Business and recreational activities on the global communication infrastructure are increasingly based on the use of remote resources and services, and on the interaction between different, remotely located parties. In such a context, Single Sign-On technologies simplify the log-on process allowing automatic access to secondary domains through a unique log-on operation to the primary domain. In this paper, we evaluate different Single Sign-On implementations focusing on the central role of Open Source in the development of Web-based systems. We outline requirements for Single Sign-On systems and evaluate four existing Open Source implementations in terms of degree of fulfilment of those requirements. Finally we compare those Open Source systems with respect to some specific Open Source community patterns.
TopIntroduction
The global information infrastructure connects remote parties, such as users and resources, through the use of large scale networks. Many companies focus on developing e-services, business, and recreational activities, such as e-government services, remote banking, and airline reservation systems (Feldman, 2000; Damiani, Grosky, & Khosla, 2003). In such a context, where the huge number of resources and services accessible on the Web leads to multiple log-on processes and identity profiles, a solution is needed to give to the users at least the illusion of having a single identity and a single set of credentials.
Furthermore, several regulations affecting e-services, such as the Sarbanes Oxley (SOX) directive and the Health Insurance Portability and Accountability Act (HIPAA), mandate provisions for maintaining the integrity of user profile data as an essential component of an effective security policy. HIPAA, for example, explicitly states that the companies are required to assign a unique profile for tracking user identities to each user. Also, it mandates procedures for creating, changing, and safeguarding profiles. Traditional authentication policies do not even come close to fulfilling these requirements. Single Sign-On (SSO) (De Clercq, 2002) systems are aimed at simplifying log-on process, managing the multiple identities of each user, and presenting their credentials to network applications for authentication.
In the following, we put forward the idea of enriching existing e-services with a fully functional Open Source Single Sign-On (Buell & Sandhu, 2003) solution, allowing users to manage a single identity to access systems and resources. The motivation for focusing on Open Source software is that it is increasingly adopted as an alternative to proprietary solutions.

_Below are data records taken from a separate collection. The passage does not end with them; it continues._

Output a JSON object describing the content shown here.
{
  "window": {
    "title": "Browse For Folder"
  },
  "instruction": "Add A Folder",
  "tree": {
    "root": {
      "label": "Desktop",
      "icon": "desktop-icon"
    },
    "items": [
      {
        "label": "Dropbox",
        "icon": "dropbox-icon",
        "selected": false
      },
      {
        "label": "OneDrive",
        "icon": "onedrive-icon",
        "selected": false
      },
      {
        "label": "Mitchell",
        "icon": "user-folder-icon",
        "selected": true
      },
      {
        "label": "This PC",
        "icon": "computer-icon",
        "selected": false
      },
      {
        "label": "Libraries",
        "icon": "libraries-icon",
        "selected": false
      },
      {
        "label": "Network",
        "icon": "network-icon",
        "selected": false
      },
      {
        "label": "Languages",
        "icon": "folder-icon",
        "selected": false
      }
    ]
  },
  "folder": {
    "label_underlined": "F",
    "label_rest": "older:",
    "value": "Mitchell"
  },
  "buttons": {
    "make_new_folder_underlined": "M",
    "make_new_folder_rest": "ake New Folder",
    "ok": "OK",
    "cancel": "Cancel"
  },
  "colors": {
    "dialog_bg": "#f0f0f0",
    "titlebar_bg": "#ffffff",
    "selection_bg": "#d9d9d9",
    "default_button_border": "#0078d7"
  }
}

Many Web-based projects, in fact, are affected by budget, transparency, vendor lock-in, integration, and interoperability limitations that represent major crucial problems. The adoption of an Open Source approach can overcome these limitations. First, Open Source Software, although not necessarily free, is in most cases cheaper than proprietary software. Second, Open Source Software often adheres to open standards and it is conducted in public forums. Then, Open Source paradigm also guarantees supplier independence and avoids the lock-in problem: a lock-in situation, in fact, arises when software is proprietary; with Open Source Software data are not stored in a proprietary format, and it is possible for users to change between several different systems and suppliers. Finally, customization and re-use are simply addressable because source code is freely available and modifiable. Based on the above proprietary solution limitations, we can suggest that an important nonfunctional requirement for Web-based system could be implementing the entire application following the Open Source approach.
However, experience has shown that in some deployed systems based on Open Source operating system platforms a substantial amount of the application code, mostly used for access control and authentication related features, may belong to a proprietary application server (Ardagna, Damiani, Frati, & Montel, 2005). SSO systems need to be carefully operated to avoid becoming a single failure point for the whole infrastructure.
In this article, we describe a general model for Single Sign-On architectures focusing on the central role of Open Source implementations. We delineate a set of requirements that Single Sign-On solutions should satisfy and then evaluate four different fully functional Open Source Single Sign-On implementations: our system, called CAS++, developed as an extension to Yale University’s CAS (Aubry, Mathieu, & Marchal, 2004; Central Authentication Service, 2003), the Liberty Alliance implementation named SourceID (Liberty Alliance Project, 2004; SourceID, 2005), Shibboleth (Shibboleth Project, 2004), and finally Java Open Single Sign-On (JOSSO) (Java Open Single Sign-On Project, 2005). The analysis is finally summarized in a comparison table.